While the presence of these revues indicates how slim the pickings were for new musicals, the new play field was somewhat richer. The chief surprise yesterday was the absence of British playwright David Hare, who had three eligible plays on Broadway. His work was acknowledged solely by the nominations of two cast members in his current hit play, "Amy's View" -- Judi Dench and Samantha Bond. (Nicole Kidman, who created a major stir in Hare's "The Blue Room," was also left out.)

The remainder of the nominees for best new play are: Warren Leight's "Side Man," about jazz musicians; Patrick Marber's "Closer," a dark four-person drama about sex in the 1990s; and Martin McDonagh's "The Lonesome West," a play about a pair of antagonistic brothers, set in the same Irish town as the playwright's 1998 nominee, "The Beauty Queen on Leenane."

In selecting "Not About Nightingales" and "Side Man," the nominating committee chose two of the only eligible American offerings in a season heavily dominated by imports from the British Isles.

The revival field was again abundant enough to be divided into play and musical categories.
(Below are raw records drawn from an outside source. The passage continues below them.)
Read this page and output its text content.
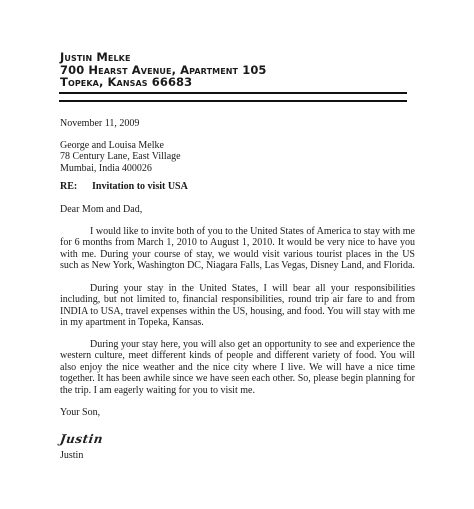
Justin Melke
700 Hearst Avenue, Apartment 105
Topeka, Kansas 66683
November 11, 2009
George and Louisa Melke
78 Century Lane, East Village
Mumbai, India 400026
RE: Invitation to visit USA
Dear Mom and Dad,
I would like to invite both of you to the United States of America to stay with me for 6 months from March 1, 2010 to August 1, 2010. It would be very nice to have you with me. During your course of stay, we would visit various tourist places in the US such as New York, Washington DC, Niagara Falls, Las Vegas, Disney Land, and Florida.
During your stay in the United States, I will bear all your responsibilities including, but not limited to, financial responsibilities, round trip air fare to and from INDIA to USA, travel expenses within the US, housing, and food. You will stay with me in my apartment in Topeka, Kansas.
During your stay here, you will also get an opportunity to see and experience the western culture, meet different kinds of people and different variety of food. You will also enjoy the nice weather and the nice city where I live. We will have a nice time together. It has been awhile since we have seen each other. So, please begin planning for the trip. I am eagerly waiting for you to visit me.
Your Son,
Justin
Justin
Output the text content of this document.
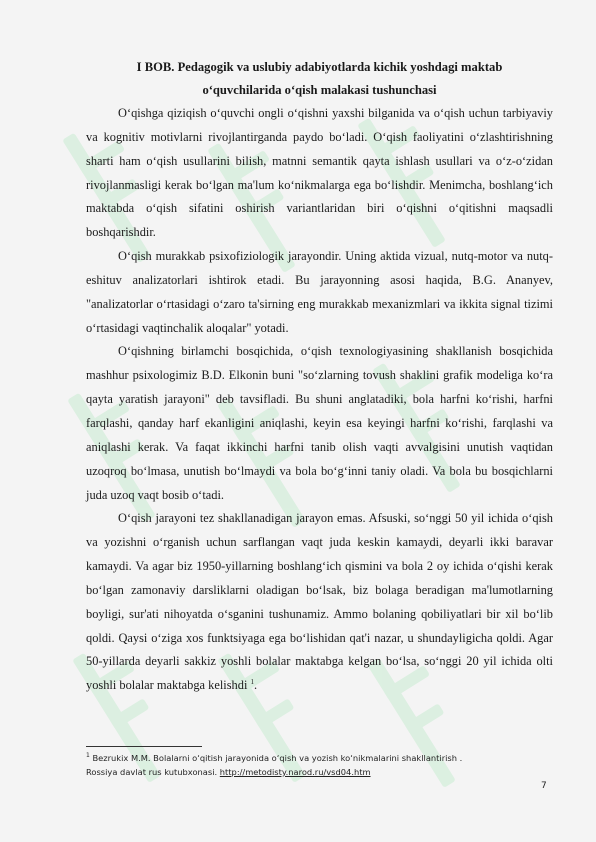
I BOB. Pedagogik va uslubiy adabiyotlarda kichik yoshdagi maktab
o‘quvchilarida o‘qish malakasi tushunchasi

O‘qishga qiziqish o‘quvchi ongli o‘qishni yaxshi bilganida va o‘qish uchun tarbiyaviy va kognitiv motivlarni rivojlantirganda paydo bo‘ladi. O‘qish faoliyatini o‘zlashtirishning sharti ham o‘qish usullarini bilish, matnni semantik qayta ishlash usullari va o‘z-o‘zidan rivojlanmasligi kerak bo‘lgan ma'lum ko‘nikmalarga ega bo‘lishdir. Menimcha, boshlang‘ich maktabda o‘qish sifatini oshirish variantlaridan biri o‘qishni o‘qitishni maqsadli boshqarishdir.

O‘qish murakkab psixofiziologik jarayondir. Uning aktida vizual, nutq-motor va nutq-eshituv analizatorlari ishtirok etadi. Bu jarayonning asosi haqida, B.G. Ananyev, "analizatorlar o‘rtasidagi o‘zaro ta'sirning eng murakkab mexanizmlari va ikkita signal tizimi o‘rtasidagi vaqtinchalik aloqalar" yotadi.

O‘qishning birlamchi bosqichida, o‘qish texnologiyasining shakllanish bosqichida mashhur psixologimiz B.D. Elkonin buni "so‘zlarning tovush shaklini grafik modeliga ko‘ra qayta yaratish jarayoni" deb tavsifladi. Bu shuni anglatadiki, bola harfni ko‘rishi, harfni farqlashi, qanday harf ekanligini aniqlashi, keyin esa keyingi harfni ko‘rishi, farqlashi va aniqlashi kerak. Va faqat ikkinchi harfni tanib olish vaqti avvalgisini unutish vaqtidan uzoqroq bo‘lmasa, unutish bo‘lmaydi va bola bo‘g‘inni taniy oladi. Va bola bu bosqichlarni juda uzoq vaqt bosib o‘tadi.

O‘qish jarayoni tez shakllanadigan jarayon emas. Afsuski, so‘nggi 50 yil ichida o‘qish va yozishni o‘rganish uchun sarflangan vaqt juda keskin kamaydi, deyarli ikki baravar kamaydi. Va agar biz 1950-yillarning boshlang‘ich qismini va bola 2 oy ichida o‘qishi kerak bo‘lgan zamonaviy darsliklarni oladigan bo‘lsak, biz bolaga beradigan ma'lumotlarning boyligi, sur'ati nihoyatda o‘sganini tushunamiz. Ammo bolaning qobiliyatlari bir xil bo‘lib qoldi. Qaysi o‘ziga xos funktsiyaga ega bo‘lishidan qat'i nazar, u shundayligicha qoldi. Agar 50-yillarda deyarli sakkiz yoshli bolalar maktabga kelgan bo‘lsa, so‘nggi 20 yil ichida olti yoshli bolalar maktabga kelishdi $^1$.

$^1$ Bezrukix M.M. Bolalarni o‘qitish jarayonida o‘qish va yozish ko‘nikmalarini shakllantirish .
Rossiya davlat rus kutubxonasi. http://metodisty.narod.ru/vsd04.htm
7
Indeed, the hottest contention promises to be between two play revivals -- "Death of a Salesman," which earned six nominations, and "The Iceman Cometh," which earned five, including those for their respective stars, Brian Dennehy and Kevin Spacey.
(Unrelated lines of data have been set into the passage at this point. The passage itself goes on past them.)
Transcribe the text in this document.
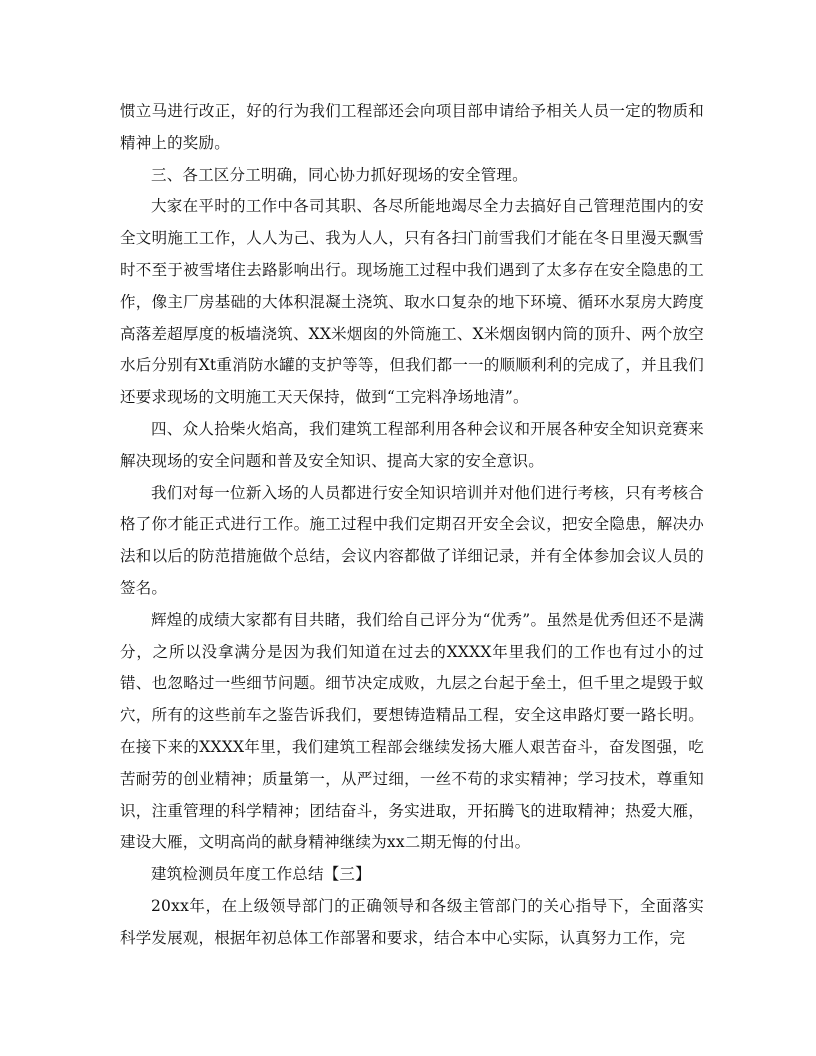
惯立马进行改正，好的行为我们工程部还会向项目部申请给予相关人员一定的物质和精神上的奖励。

三、各工区分工明确，同心协力抓好现场的安全管理。

大家在平时的工作中各司其职、各尽所能地竭尽全力去搞好自己管理范围内的安全文明施工工作，人人为己、我为人人，只有各扫门前雪我们才能在冬日里漫天飘雪时不至于被雪堵住去路影响出行。现场施工过程中我们遇到了太多存在安全隐患的工作，像主厂房基础的大体积混凝土浇筑、取水口复杂的地下环境、循环水泵房大跨度高落差超厚度的板墙浇筑、XX米烟囱的外筒施工、X米烟囱钢内筒的顶升、两个放空水后分别有Xt重消防水罐的支护等等，但我们都一一的顺顺利利的完成了，并且我们还要求现场的文明施工天天保持，做到“工完料净场地清”。

四、众人拾柴火焰高，我们建筑工程部利用各种会议和开展各种安全知识竞赛来解决现场的安全问题和普及安全知识、提高大家的安全意识。

我们对每一位新入场的人员都进行安全知识培训并对他们进行考核，只有考核合格了你才能正式进行工作。施工过程中我们定期召开安全会议，把安全隐患，解决办法和以后的防范措施做个总结，会议内容都做了详细记录，并有全体参加会议人员的签名。

辉煌的成绩大家都有目共睹，我们给自己评分为“优秀”。虽然是优秀但还不是满分，之所以没拿满分是因为我们知道在过去的XXXX年里我们的工作也有过小的过错、也忽略过一些细节问题。细节决定成败，九层之台起于垒土，但千里之堤毁于蚁穴，所有的这些前车之鉴告诉我们，要想铸造精品工程，安全这串路灯要一路长明。在接下来的XXXX年里，我们建筑工程部会继续发扬大雁人艰苦奋斗，奋发图强，吃苦耐劳的创业精神；质量第一，从严过细，一丝不苟的求实精神；学习技术，尊重知识，注重管理的科学精神；团结奋斗，务实进取，开拓腾飞的进取精神；热爱大雁，建设大雁，文明高尚的献身精神继续为xx二期无悔的付出。

建筑检测员年度工作总结【三】

20xx年，在上级领导部门的正确领导和各级主管部门的关心指导下，全面落实科学发展观，根据年初总体工作部署和要求，结合本中心实际，认真努力工作，完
Several special Tony Awards were also announced. The regional theater award goes to New Jersey's Crossroads Theatre Company, where "It Ain't Nothin' But the Blues" originated.

Lifetime Achievement awards will honor actress Uta Hagen, playwright Arthur Miller and Isabelle Stevenson, chairman of the American Theatre Wing, which jointly administers the Tonys with the League of American Theatres and Producers. And a special Tony will be awarded to "Fool Moon," the wordless Bill Irwin-David Shiner comedy that played its third Broadway engagement earlier this season (and was subsequently presented at Washington's Kennedy Center).

Another show seen at Kennedy Center this season, "Annie Get Your Gun," received nominations for best musical revival and for its two leads, Bernadette Peters and Tom Wopat. Closer to home, "Footloose," whose national touring production was presented at the Mechanic in February, garnered four nominations, although it was shut out of the best new musical category.

As usual, several Center Stage alums received nominations, among them, director Michael Mayer ("You're A Good Man Charlie Brown"), costume designer Catherine Zuber ("Twelfth Night") and set designer Riccardo Hernandez ("Parade").

The 53rd annual Tony Awards will be presented June 6 at the Gershwin Theatre and televised on PBS (MPT Channels 22 and 67) from 8-9 p.m. and on CBS (WJZ-TV, Channel 13) beginning at 9 p.m. Instead of a single host, the telecast will have a number of guest hosts, who have yet to be announced.